Opinion

The president wakes up

The Obama administration’s bad spin and sleepiness — as represented by Home land Security chief Janet Napolitano and President Obama respectively in the first days after Christmas — is over. But results may be another story.

On the day of the release of a preliminary report on the failures leading to the Christmas Day plot, the president stepped before the cameras and delivered a stern, forceful statement. He punctuated it with a line that could have been written by Dick Cheney and was almost certainly prompted by his criticism: “We are at war. We are at war against al Qaeda.”

Obama gets compared to FDR by his supporters and Jimmy Carter by his critics, but on this day he tried to channel Harry Truman: “Ultimately, the buck stops with me,” he said, in a 12-minute talk replete with the language of accountability. He was unsparing about the “failure to connect” the different leads about Umar Abdulmutallab and sounded determined that they’ll be fixed, or else.

Obama’s posture is a vast improvement over his immediate post-Christmas detachment, and he’s avoiding President George W. Bush’s mistake of throwing a protective blanket of loyalty over whatever failings occur in his own bureaucracy. (“Heckuva job, Brownie” distilled for the ages in one phrase Bush’s characteristic chin-up boosterism.)

But what will Obama’s expressed commitment to getting it right ultimately bring?

National Security Council Director James Jones previewed the report earlier in the day by warning it would “shock” people. That overplayed it, since we already knew we had all the information we needed to stop Abdulmutallab before he got on the plane. The report’s recitation of the sources of that failure is less shocking than dispiritingly familiar.

Again, the dots weren’t connected, only in a slightly different way. This time (unlike pre-9/11), the info was shared between agencies and available to all parties — just not acted on or understood properly.
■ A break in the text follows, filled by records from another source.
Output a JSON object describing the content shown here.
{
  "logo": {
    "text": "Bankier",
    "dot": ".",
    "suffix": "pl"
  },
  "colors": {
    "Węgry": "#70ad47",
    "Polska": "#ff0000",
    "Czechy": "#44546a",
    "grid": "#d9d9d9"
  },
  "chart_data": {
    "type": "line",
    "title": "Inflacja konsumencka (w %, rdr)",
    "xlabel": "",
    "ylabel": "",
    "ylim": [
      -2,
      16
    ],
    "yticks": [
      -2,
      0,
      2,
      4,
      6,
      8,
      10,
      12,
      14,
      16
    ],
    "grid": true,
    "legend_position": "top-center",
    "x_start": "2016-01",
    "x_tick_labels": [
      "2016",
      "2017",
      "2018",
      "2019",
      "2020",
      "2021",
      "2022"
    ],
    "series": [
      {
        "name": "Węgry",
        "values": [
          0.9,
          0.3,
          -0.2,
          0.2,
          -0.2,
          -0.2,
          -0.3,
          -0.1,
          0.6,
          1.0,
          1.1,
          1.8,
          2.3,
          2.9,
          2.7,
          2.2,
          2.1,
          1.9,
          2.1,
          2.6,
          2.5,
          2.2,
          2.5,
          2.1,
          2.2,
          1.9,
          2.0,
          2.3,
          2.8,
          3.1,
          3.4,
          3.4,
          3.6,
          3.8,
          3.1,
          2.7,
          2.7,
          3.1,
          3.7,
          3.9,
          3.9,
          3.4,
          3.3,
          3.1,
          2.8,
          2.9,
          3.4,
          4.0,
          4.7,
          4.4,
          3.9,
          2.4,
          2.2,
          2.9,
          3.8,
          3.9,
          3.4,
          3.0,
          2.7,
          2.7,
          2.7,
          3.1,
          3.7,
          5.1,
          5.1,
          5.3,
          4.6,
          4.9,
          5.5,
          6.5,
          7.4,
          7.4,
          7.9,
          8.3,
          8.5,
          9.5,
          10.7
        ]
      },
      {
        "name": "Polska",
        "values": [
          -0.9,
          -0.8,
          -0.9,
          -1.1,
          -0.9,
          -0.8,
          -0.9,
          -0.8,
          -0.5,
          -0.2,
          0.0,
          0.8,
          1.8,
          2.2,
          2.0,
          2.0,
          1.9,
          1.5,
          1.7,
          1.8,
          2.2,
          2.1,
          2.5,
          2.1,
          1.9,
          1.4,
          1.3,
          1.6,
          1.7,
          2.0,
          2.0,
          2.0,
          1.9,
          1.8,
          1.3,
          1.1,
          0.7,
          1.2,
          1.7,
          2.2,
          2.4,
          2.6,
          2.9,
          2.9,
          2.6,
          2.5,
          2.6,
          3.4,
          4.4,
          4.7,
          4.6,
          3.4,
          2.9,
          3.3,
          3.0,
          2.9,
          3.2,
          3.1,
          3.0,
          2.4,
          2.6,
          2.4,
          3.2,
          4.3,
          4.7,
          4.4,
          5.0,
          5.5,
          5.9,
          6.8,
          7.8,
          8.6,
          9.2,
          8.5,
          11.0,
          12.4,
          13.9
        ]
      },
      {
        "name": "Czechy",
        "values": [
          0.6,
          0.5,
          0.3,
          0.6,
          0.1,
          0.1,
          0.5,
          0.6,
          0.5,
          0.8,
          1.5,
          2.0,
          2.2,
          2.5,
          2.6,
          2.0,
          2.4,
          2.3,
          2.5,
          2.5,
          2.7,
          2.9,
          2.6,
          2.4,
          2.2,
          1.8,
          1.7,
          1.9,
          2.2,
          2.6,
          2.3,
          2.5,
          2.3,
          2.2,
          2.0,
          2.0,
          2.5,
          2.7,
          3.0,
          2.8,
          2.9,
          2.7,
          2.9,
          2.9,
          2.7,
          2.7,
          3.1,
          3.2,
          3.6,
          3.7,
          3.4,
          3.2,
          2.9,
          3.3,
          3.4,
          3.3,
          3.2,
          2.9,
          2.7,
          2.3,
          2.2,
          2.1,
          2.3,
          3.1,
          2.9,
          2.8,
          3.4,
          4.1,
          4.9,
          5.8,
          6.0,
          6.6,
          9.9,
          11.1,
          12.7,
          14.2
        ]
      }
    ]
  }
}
We knew al Qaeda in the Arabian Peninsula was a growing threat, but didn’t focus on the specific plots it might be generating against our homeland.

After the report of the 9/11 Commission, Congress created with great fanfare the Director of National Intelligence and the National Counterterrorism Center — i.e., more bureaucracy. “The intentional redundancy in the system should have added an additional layer of protection in uncovering a plot like the failed attack on Dec. 25,” the report says. As we now know, redundancy’s not the answer.

Obama said he’s directing the intelligence community to assign specific responsibility to following leads from high-priority threats; to distribute intelligence reports more widely; to strengthen its analytical process, and to get more people on the no-fly list. All to the good, no doubt — but any sprawling bureaucracy can only be made so smart and supple.

And, by the end of his conference, Obama was vitiating his talk of accountability. He signaled that no one will be fired, because it was a “systemic failure across organizations and agencies.” In other words, so many people made mistakes, none of them can be held accountable.

He gave no indication that we’ll adopt a more intelligence-oriented approach at the airports, focused more on finding bad people than contraband nail clippers. He invoked the $1 billion the administration has already poured into more screening technology, which may be necessary but will never be sufficient unless we become as hard-headed as the Israelis about devoting more attention to passengers who represent the greatest potential risks.

In the end, the most important line of the speech is that “we are at war.” Those four words should sink deep down into his administration and permeate all that it does.

We’re never going to eliminate human error or get the bureaucracy exactly right. Which is why we have to be aggressive in taking the fight to the enemy overseas and not leave intelligence on the table, as we did by making Abdulmatallab a civil defendant, or free terrorists back into the field, as we’ve done with foolish Gitmo releases.

Whether he likes it or not, Obama is a war president. If he talks like it more often, who knows? Word might even filter down to Janet Napolitano.